Research by the UK government, Proof of Impact and leading impact investing organizations indicated that funders with combined resources of around $100 trillion, equivalent to around a third of global assets, want to see what their money is for, she strengths.

“While investors generally operate on a basis of risk-adjusted returns, if they have the opportunity to see how their money contributes to industries, communities and societies, they will choose to do so. There is a category of demand for investors saying they need to see proof of company claims and actions or they won’t invest,” she points out.

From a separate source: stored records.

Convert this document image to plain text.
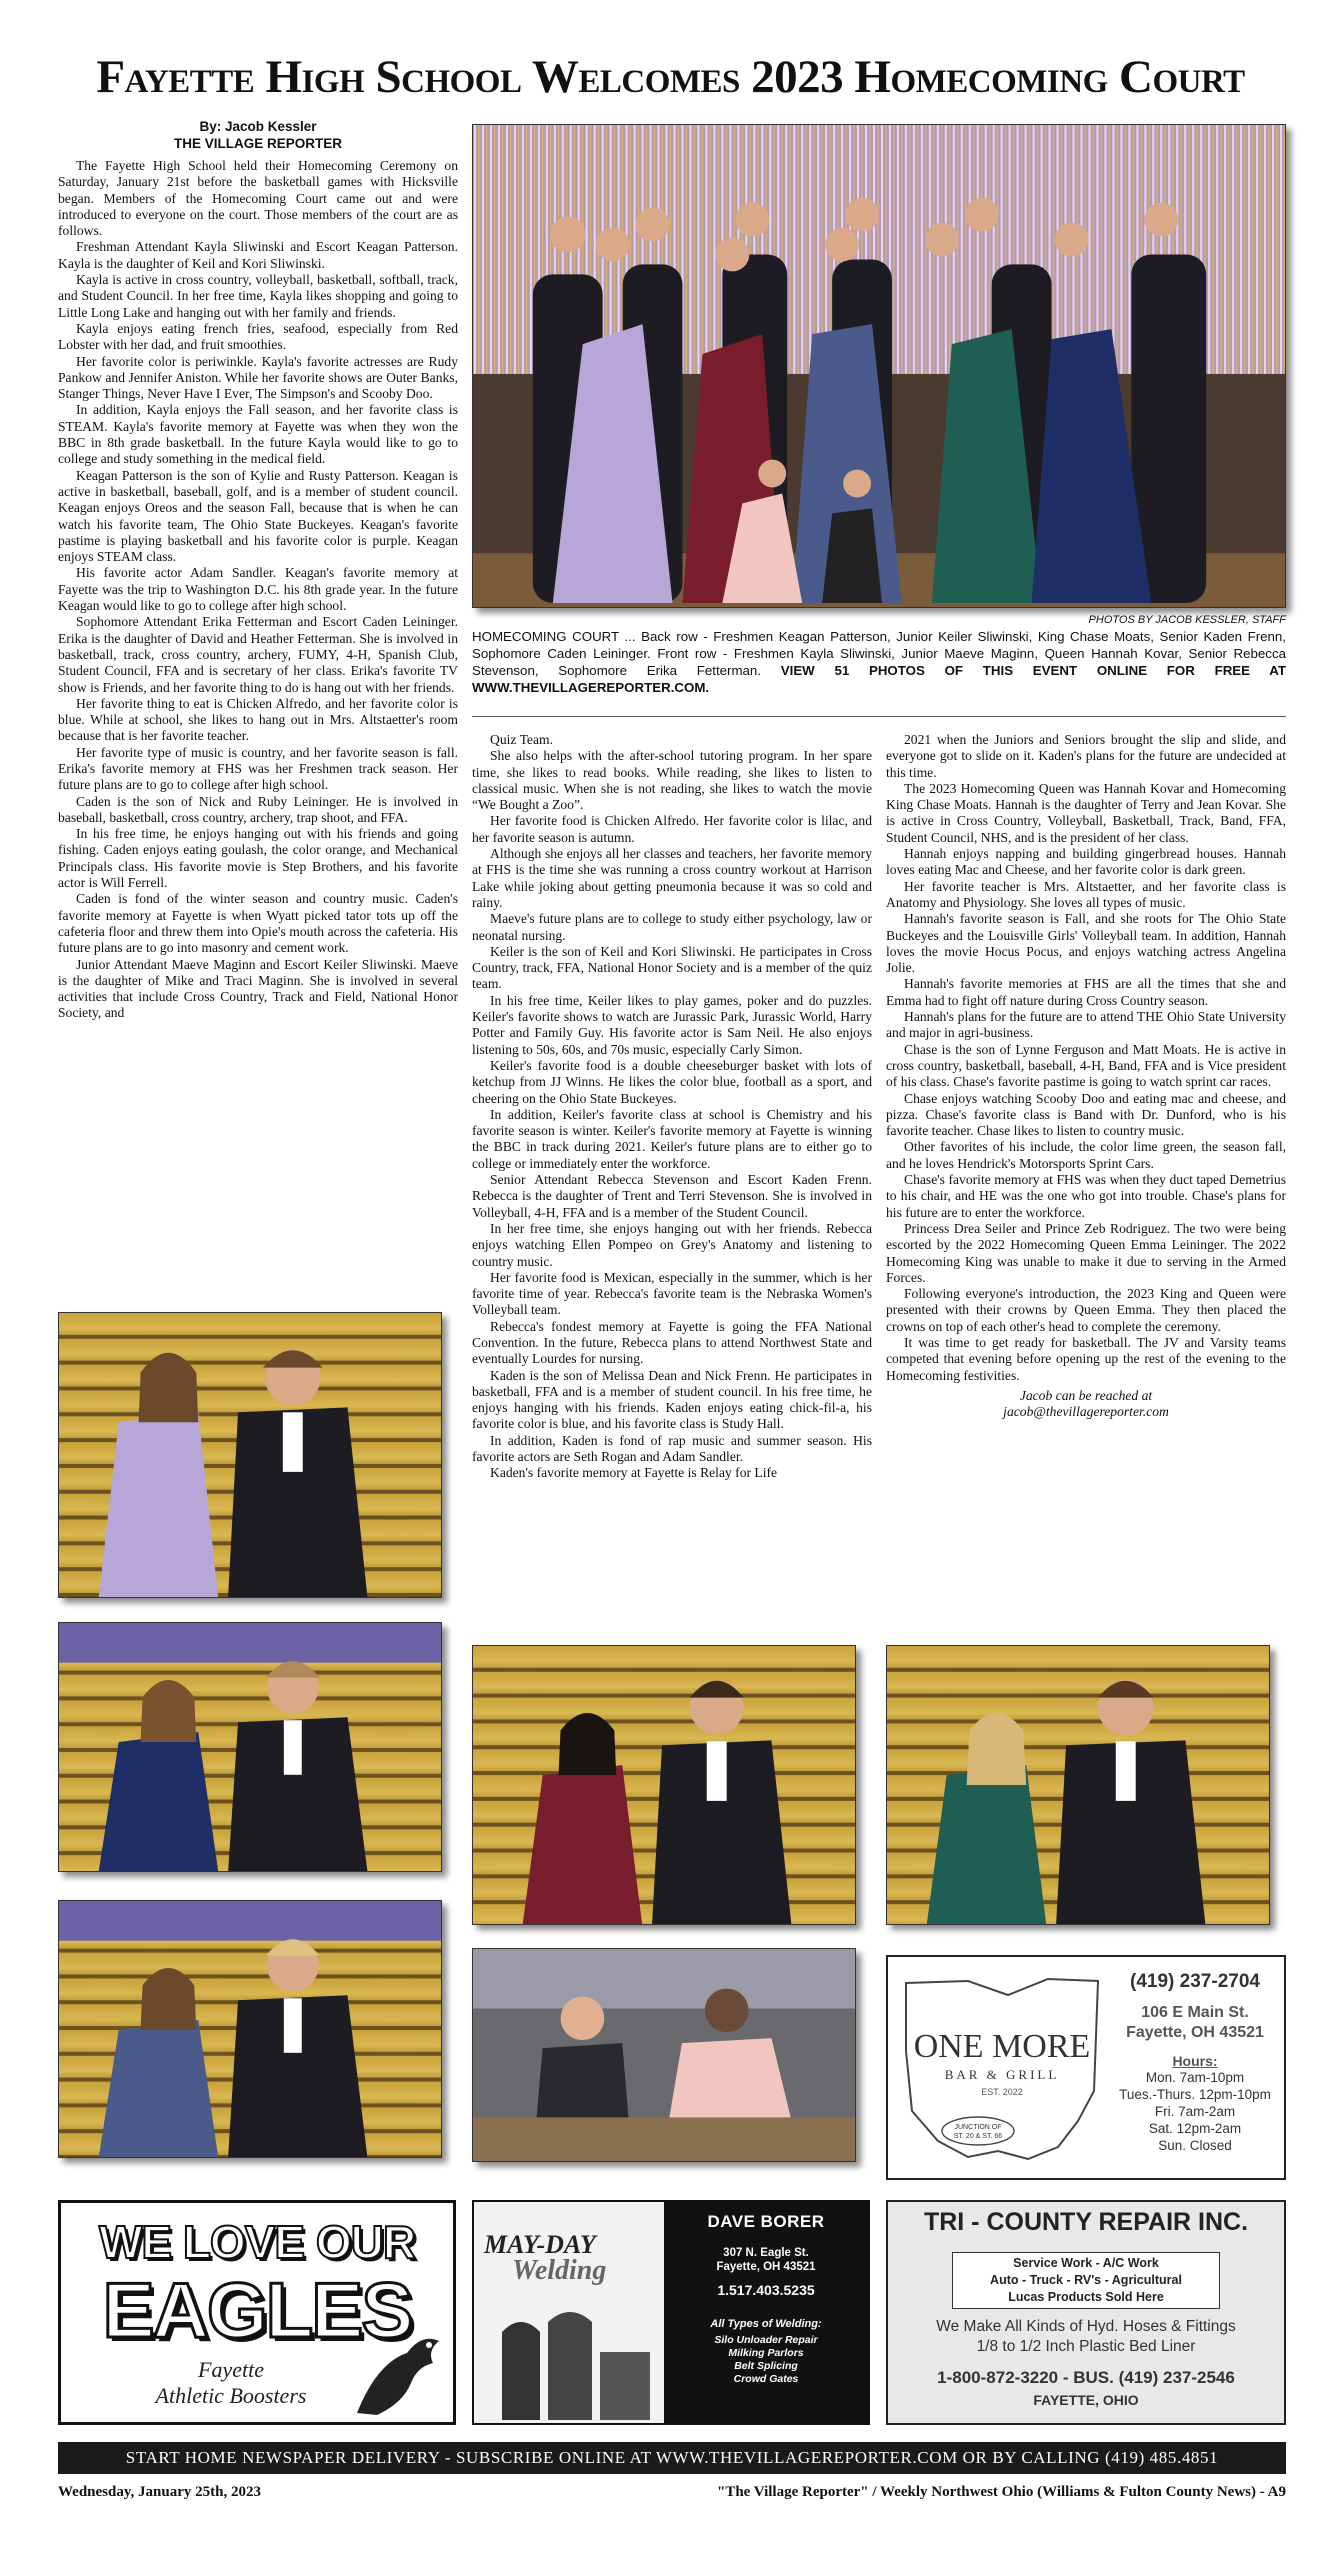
Fayette High School Welcomes 2023 Homecoming Court
By: Jacob Kessler
THE VILLAGE REPORTER

The Fayette High School held their Homecoming Ceremony on Saturday, January 21st before the basketball games with Hicksville began. Members of the Homecoming Court came out and were introduced to everyone on the court. Those members of the court are as follows.

Freshman Attendant Kayla Sliwinski and Escort Keagan Patterson. Kayla is the daughter of Keil and Kori Sliwinski.

Kayla is active in cross country, volleyball, basketball, softball, track, and Student Council. In her free time, Kayla likes shopping and going to Little Long Lake and hanging out with her family and friends.

Kayla enjoys eating french fries, seafood, especially from Red Lobster with her dad, and fruit smoothies.

Her favorite color is periwinkle. Kayla's favorite actresses are Rudy Pankow and Jennifer Aniston. While her favorite shows are Outer Banks, Stanger Things, Never Have I Ever, The Simpson's and Scooby Doo.

In addition, Kayla enjoys the Fall season, and her favorite class is STEAM. Kayla's favorite memory at Fayette was when they won the BBC in 8th grade basketball. In the future Kayla would like to go to college and study something in the medical field.

Keagan Patterson is the son of Kylie and Rusty Patterson. Keagan is active in basketball, baseball, golf, and is a member of student council. Keagan enjoys Oreos and the season Fall, because that is when he can watch his favorite team, The Ohio State Buckeyes. Keagan's favorite pastime is playing basketball and his favorite color is purple. Keagan enjoys STEAM class.

His favorite actor Adam Sandler. Keagan's favorite memory at Fayette was the trip to Washington D.C. his 8th grade year. In the future Keagan would like to go to college after high school.

Sophomore Attendant Erika Fetterman and Escort Caden Leininger. Erika is the daughter of David and Heather Fetterman. She is involved in basketball, track, cross country, archery, FUMY, 4-H, Spanish Club, Student Council, FFA and is secretary of her class. Erika's favorite TV show is Friends, and her favorite thing to do is hang out with her friends.

Her favorite thing to eat is Chicken Alfredo, and her favorite color is blue. While at school, she likes to hang out in Mrs. Altstaetter's room because that is her favorite teacher.

Her favorite type of music is country, and her favorite season is fall. Erika's favorite memory at FHS was her Freshmen track season. Her future plans are to go to college after high school.

Caden is the son of Nick and Ruby Leininger. He is involved in baseball, basketball, cross country, archery, trap shoot, and FFA.

In his free time, he enjoys hanging out with his friends and going fishing. Caden enjoys eating goulash, the color orange, and Mechanical Principals class. His favorite movie is Step Brothers, and his favorite actor is Will Ferrell.

Caden is fond of the winter season and country music. Caden's favorite memory at Fayette is when Wyatt picked tator tots up off the cafeteria floor and threw them into Opie's mouth across the cafeteria. His future plans are to go into masonry and cement work.

Junior Attendant Maeve Maginn and Escort Keiler Sliwinski. Maeve is the daughter of Mike and Traci Maginn. She is involved in several activities that include Cross Country, Track and Field, National Honor Society, and

PHOTOS BY JACOB KESSLER, STAFF
HOMECOMING COURT ... Back row - Freshmen Keagan Patterson, Junior Keiler Sliwinski, King Chase Moats, Senior Kaden Frenn, Sophomore Caden Leininger. Front row - Freshmen Kayla Sliwinski, Junior Maeve Maginn, Queen Hannah Kovar, Senior Rebecca Stevenson, Sophomore Erika Fetterman. VIEW 51 PHOTOS OF THIS EVENT ONLINE FOR FREE AT WWW.THEVILLAGEREPORTER.COM.

Quiz Team.

She also helps with the after-school tutoring program. In her spare time, she likes to read books. While reading, she likes to listen to classical music. When she is not reading, she likes to watch the movie “We Bought a Zoo”.

Her favorite food is Chicken Alfredo. Her favorite color is lilac, and her favorite season is autumn.

Although she enjoys all her classes and teachers, her favorite memory at FHS is the time she was running a cross country workout at Harrison Lake while joking about getting pneumonia because it was so cold and rainy.

Maeve's future plans are to college to study either psychology, law or neonatal nursing.

Keiler is the son of Keil and Kori Sliwinski. He participates in Cross Country, track, FFA, National Honor Society and is a member of the quiz team.

In his free time, Keiler likes to play games, poker and do puzzles. Keiler's favorite shows to watch are Jurassic Park, Jurassic World, Harry Potter and Family Guy. His favorite actor is Sam Neil. He also enjoys listening to 50s, 60s, and 70s music, especially Carly Simon.

Keiler's favorite food is a double cheeseburger basket with lots of ketchup from JJ Winns. He likes the color blue, football as a sport, and cheering on the Ohio State Buckeyes.

In addition, Keiler's favorite class at school is Chemistry and his favorite season is winter. Keiler's favorite memory at Fayette is winning the BBC in track during 2021. Keiler's future plans are to either go to college or immediately enter the workforce.

Senior Attendant Rebecca Stevenson and Escort Kaden Frenn. Rebecca is the daughter of Trent and Terri Stevenson. She is involved in Volleyball, 4-H, FFA and is a member of the Student Council.

In her free time, she enjoys hanging out with her friends. Rebecca enjoys watching Ellen Pompeo on Grey's Anatomy and listening to country music.

Her favorite food is Mexican, especially in the summer, which is her favorite time of year. Rebecca's favorite team is the Nebraska Women's Volleyball team.

Rebecca's fondest memory at Fayette is going the FFA National Convention. In the future, Rebecca plans to attend Northwest State and eventually Lourdes for nursing.

Kaden is the son of Melissa Dean and Nick Frenn. He participates in basketball, FFA and is a member of student council. In his free time, he enjoys hanging with his friends. Kaden enjoys eating chick-fil-a, his favorite color is blue, and his favorite class is Study Hall.

In addition, Kaden is fond of rap music and summer season. His favorite actors are Seth Rogan and Adam Sandler.

Kaden's favorite memory at Fayette is Relay for Life

2021 when the Juniors and Seniors brought the slip and slide, and everyone got to slide on it. Kaden's plans for the future are undecided at this time.

The 2023 Homecoming Queen was Hannah Kovar and Homecoming King Chase Moats. Hannah is the daughter of Terry and Jean Kovar. She is active in Cross Country, Volleyball, Basketball, Track, Band, FFA, Student Council, NHS, and is the president of her class.

Hannah enjoys napping and building gingerbread houses. Hannah loves eating Mac and Cheese, and her favorite color is dark green.

Her favorite teacher is Mrs. Altstaetter, and her favorite class is Anatomy and Physiology. She loves all types of music.

Hannah's favorite season is Fall, and she roots for The Ohio State Buckeyes and the Louisville Girls' Volleyball team. In addition, Hannah loves the movie Hocus Pocus, and enjoys watching actress Angelina Jolie.

Hannah's favorite memories at FHS are all the times that she and Emma had to fight off nature during Cross Country season.

Hannah's plans for the future are to attend THE Ohio State University and major in agri-business.

Chase is the son of Lynne Ferguson and Matt Moats. He is active in cross country, basketball, baseball, 4-H, Band, FFA and is Vice president of his class. Chase's favorite pastime is going to watch sprint car races.

Chase enjoys watching Scooby Doo and eating mac and cheese, and pizza. Chase's favorite class is Band with Dr. Dunford, who is his favorite teacher. Chase likes to listen to country music.

Other favorites of his include, the color lime green, the season fall, and he loves Hendrick's Motorsports Sprint Cars.

Chase's favorite memory at FHS was when they duct taped Demetrius to his chair, and HE was the one who got into trouble. Chase's plans for his future are to enter the workforce.

Princess Drea Seiler and Prince Zeb Rodriguez. The two were being escorted by the 2022 Homecoming Queen Emma Leininger. The 2022 Homecoming King was unable to make it due to serving in the Armed Forces.

Following everyone's introduction, the 2023 King and Queen were presented with their crowns by Queen Emma. They then placed the crowns on top of each other's head to complete the ceremony.

It was time to get ready for basketball. The JV and Varsity teams competed that evening before opening up the rest of the evening to the Homecoming festivities.

Jacob can be reached at

jacob@thevillagereporter.com

ONE MORE
BAR & GRILL
EST. 2022
JUNCTION OF
ST. 20 & ST. 66
(419) 237-2704
106 E Main St.
Fayette, OH 43521
Hours:
Mon. 7am-10pm
Tues.-Thurs. 12pm-10pm
Fri. 7am-2am
Sat. 12pm-2am
Sun. Closed
WE LOVE OUR
EAGLES
Fayette
Athletic Boosters
MAY-DAY
Welding
DAVE BORER
307 N. Eagle St.
Fayette, OH 43521
1.517.403.5235
All Types of Welding:
Silo Unloader Repair
Milking Parlors
Belt Splicing
Crowd Gates
TRI - COUNTY REPAIR INC.
Service Work - A/C Work
Auto - Truck - RV's - Agricultural
Lucas Products Sold Here
We Make All Kinds of Hyd. Hoses & Fittings
1/8 to 1/2 Inch Plastic Bed Liner
1-800-872-3220 - BUS. (419) 237-2546
FAYETTE, OHIO
START HOME NEWSPAPER DELIVERY - SUBSCRIBE ONLINE AT WWW.THEVILLAGEREPORTER.COM OR BY CALLING (419) 485.4851
Wednesday, January 25th, 2023	"The Village Reporter" / Weekly Northwest Ohio (Williams & Fulton County News) - A9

In addition, good resource management is an indicator of good performance. Therefore, companies will not be sustainably profitable unless they operate their businesses on these performance and sustainability data points, Heyns points out.

“However, the blockchain itself does not clean the data; it only stores data. This is why there is a need for third-party verification which can be facilitated by sharing data, such as utility bills. [to verify electricity use] and measurements of machinery used in processes, to validate a company’s claims that it actually improves efficiency or reduces environmental impact,” she points out.

Once validated, these claims can be distributed to blockchain stakeholders, or displayed publicly to provide proof and instill confidence in a company’s activities, potentially allowing companies to directly attract investment or provide the proof of the materiality of their actions to investors, stakeholders and consumers, she adds.

“Governance is increasingly essential for companies. Businesses need a strong governance framework, from a process perspective, and then need to use technology behind the scenes to help achieve those goals in a transparent, process-based way and so they can see the realization of their measures”, confirms open-source blockchain solutions company CasperLabs business development MD Joel Curado.

For example, the utility Energias de Portugal is improving its position in the Dow Jones Sustainability Index by converting to renewable energy and using a blockchain-based system to guarantee the renewable origin of the electricity it sells.

Similarly, the use of blockchain by the medical and pharmaceutical diagnostics company Roche focuses on raw materials and understanding the life cycle of its products so that it can transmit this information to its employees and external stakeholders. , illustrates Curado.

Janney, Threlfall, Nagarajan, Heyns and Curado spoke at the Blockchain Hub Davos 2022 event in May.